I am trying to run a spark application on the production mode with 3 node spark cluster and 3 node ES cluster with 32 partition. Following is the ES-hadoop configuration while doing a simple search:

val defaultSparkConfig = Map(
"es.nodes" -> "10.xxx.xx.xx",
"es.port" -> "9201",
"es.scroll.size" -> "10000",
"es.resource.from" -> "cortez/data",
"es.resource.to" -> "cortez/newdata",
"es.batch.size.bytes" -> "500M",
"es.batch.size.entries" -> "20000",
"es.clusterName" -> "xxxxxxxx"
)
Please note that 9201 is set in our elasticsearch.yml as our http.port. During the course of action, there are traces of log where RecieveTimeOutTransportException occurs. Please note that this is not for all the tasks(partitions) and it happens randomly for certains tasks. The log says that timeout exception occurred at port 9301(our transport.tcp.port). Why is the connector trying to hit ES on port 9301 here? Any help would be appreciated. Here is the full log:

org.elasticsearch.transport.ReceiveTimeoutTransportException: [es_prod_********1][inet[/10.xxx.xx.xx:9301]][cluster/state] request_id [564] timed out after [5034ms]
at org.elasticsearch.transport.TransportService$TimeoutHandler.run(TransportService.java:370)
at java.util.concurrent.ThreadPoolExecutor.runWorker(ThreadPoolExecutor.java:1110)
at java.util.concurrent.ThreadPoolExecutor$Worker.run(ThreadPoolExecutor.java:603)
at java.lang.Thread.run(Thread.java:722)

What makes you think this is an es-connector issue? The stack-trace doesn't contain any es-connector classes but rather indicates it's the typical node-to-node communication.

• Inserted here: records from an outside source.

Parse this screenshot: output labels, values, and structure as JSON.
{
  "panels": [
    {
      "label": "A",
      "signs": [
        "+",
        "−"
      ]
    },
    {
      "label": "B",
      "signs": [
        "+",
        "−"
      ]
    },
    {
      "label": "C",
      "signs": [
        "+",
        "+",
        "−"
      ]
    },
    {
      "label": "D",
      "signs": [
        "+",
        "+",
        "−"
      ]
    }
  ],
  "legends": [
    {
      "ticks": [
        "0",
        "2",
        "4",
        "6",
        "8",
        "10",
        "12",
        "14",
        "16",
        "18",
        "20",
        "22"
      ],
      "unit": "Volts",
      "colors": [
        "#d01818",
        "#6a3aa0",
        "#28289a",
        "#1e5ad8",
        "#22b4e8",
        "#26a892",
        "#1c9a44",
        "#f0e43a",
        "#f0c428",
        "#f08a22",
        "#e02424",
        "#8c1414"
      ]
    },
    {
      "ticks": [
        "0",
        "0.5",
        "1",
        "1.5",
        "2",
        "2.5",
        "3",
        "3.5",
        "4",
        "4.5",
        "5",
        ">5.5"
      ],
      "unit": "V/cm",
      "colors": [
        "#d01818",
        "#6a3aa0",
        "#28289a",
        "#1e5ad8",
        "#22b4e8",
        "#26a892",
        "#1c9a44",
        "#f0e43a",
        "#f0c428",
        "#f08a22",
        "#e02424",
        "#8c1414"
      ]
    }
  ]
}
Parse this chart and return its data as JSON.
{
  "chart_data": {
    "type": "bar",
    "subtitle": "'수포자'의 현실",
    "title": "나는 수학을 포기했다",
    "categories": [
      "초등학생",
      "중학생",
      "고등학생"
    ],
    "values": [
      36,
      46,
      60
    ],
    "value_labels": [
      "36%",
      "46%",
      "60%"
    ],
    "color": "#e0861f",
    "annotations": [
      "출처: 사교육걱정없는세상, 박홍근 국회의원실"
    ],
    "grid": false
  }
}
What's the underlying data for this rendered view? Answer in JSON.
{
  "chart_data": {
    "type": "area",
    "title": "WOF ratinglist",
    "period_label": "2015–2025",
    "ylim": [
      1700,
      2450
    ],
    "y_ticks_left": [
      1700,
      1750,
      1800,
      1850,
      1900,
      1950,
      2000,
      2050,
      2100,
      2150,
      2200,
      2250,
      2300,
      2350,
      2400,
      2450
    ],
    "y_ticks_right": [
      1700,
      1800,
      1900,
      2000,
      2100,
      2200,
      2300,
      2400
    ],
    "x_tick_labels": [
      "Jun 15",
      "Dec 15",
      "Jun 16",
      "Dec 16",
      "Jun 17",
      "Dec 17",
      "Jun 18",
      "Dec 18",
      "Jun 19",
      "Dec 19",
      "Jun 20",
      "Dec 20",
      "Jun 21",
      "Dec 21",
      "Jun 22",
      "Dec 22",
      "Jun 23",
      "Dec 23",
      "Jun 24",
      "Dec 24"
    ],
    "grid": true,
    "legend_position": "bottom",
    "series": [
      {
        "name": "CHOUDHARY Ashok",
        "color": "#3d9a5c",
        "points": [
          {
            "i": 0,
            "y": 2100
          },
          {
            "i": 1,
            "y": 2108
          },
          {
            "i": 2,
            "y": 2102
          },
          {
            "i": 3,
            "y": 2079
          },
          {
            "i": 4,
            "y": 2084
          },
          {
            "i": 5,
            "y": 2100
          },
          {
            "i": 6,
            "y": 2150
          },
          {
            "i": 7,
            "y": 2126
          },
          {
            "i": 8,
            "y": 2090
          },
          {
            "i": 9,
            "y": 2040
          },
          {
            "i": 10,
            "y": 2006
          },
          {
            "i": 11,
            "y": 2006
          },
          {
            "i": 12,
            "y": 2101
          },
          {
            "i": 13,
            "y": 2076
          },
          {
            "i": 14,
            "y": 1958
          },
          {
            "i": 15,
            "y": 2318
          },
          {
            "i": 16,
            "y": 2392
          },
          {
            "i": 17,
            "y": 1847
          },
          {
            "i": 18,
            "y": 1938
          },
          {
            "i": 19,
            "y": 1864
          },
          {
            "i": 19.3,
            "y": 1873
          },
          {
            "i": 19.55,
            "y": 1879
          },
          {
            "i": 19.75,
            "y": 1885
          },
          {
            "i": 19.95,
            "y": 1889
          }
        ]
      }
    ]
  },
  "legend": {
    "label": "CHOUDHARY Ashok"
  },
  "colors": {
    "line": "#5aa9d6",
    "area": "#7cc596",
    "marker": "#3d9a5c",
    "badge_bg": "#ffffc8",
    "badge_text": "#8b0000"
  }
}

Also your configuration has some issue:

  • there's no es.resource.from or es.resource.to
  • your batch and scroll size are way too big and likely the cause of your issues. There's a reason the defaults are as they are - increasing them 10x, 100x or higher will not gain performance quite the opposite.

This is explained in the reference docs so I recommend you go through them; here's a short explanation:

  • scroll.size of 10K docs means you are saving on cheap requests by forcing ES nodes to track 10K
  • 500M batch - each task will send half a gig to ES .Why? A batch size should be small enough to be processed fast, in 1-2s. Sending half a gig is bound to make the cluster unresponsive.
  • 20K entries - how big are you entries? If your'e dealing with 100K per doc you are looking at 2Tb of data as a maximum limit.
    Again per task - 10 tasks means multiply that by 10.

Start with the defaults, measure performance and then see if you can improve it.

Thanks for the reply Costin. I know that the error is not because of the es connector. That's why I tried editing my post but it didn't help. :slight_smile: . Anyways you answered a lot of questions regarding the configurations which I tried asking in another post as well. Regarding es.resource.from and res.resource.to, these two properties are directly used while reading and writing while creating RDD's using EsSpark for the very reason reading is from different type and writing is to different type in the very same job and it works totally fine.

Regarding the error, nearly all the description on Google either point to a version mismatch between ES and ES java API or when there is some error in communication in between nodes. The error in communication in between nodes could be because of network issues or memory usage. Looks like memory usage here because of the configurations which I was using.

The reason for using configuration on such high end was the document count was huge and a single document size was very small(approx 40K each document). Updating with the default configuration was taking a lot of time due to the large document count, hence I tried with the bigger configuration. The question always revolve around the memory vs time. However, as you suggested, if the bigger configuration is causing ES to misbehave, it doesn't make sense to use it. I will try to get it to a level where everyone is happy happy.

Thanks for the help.
Piyush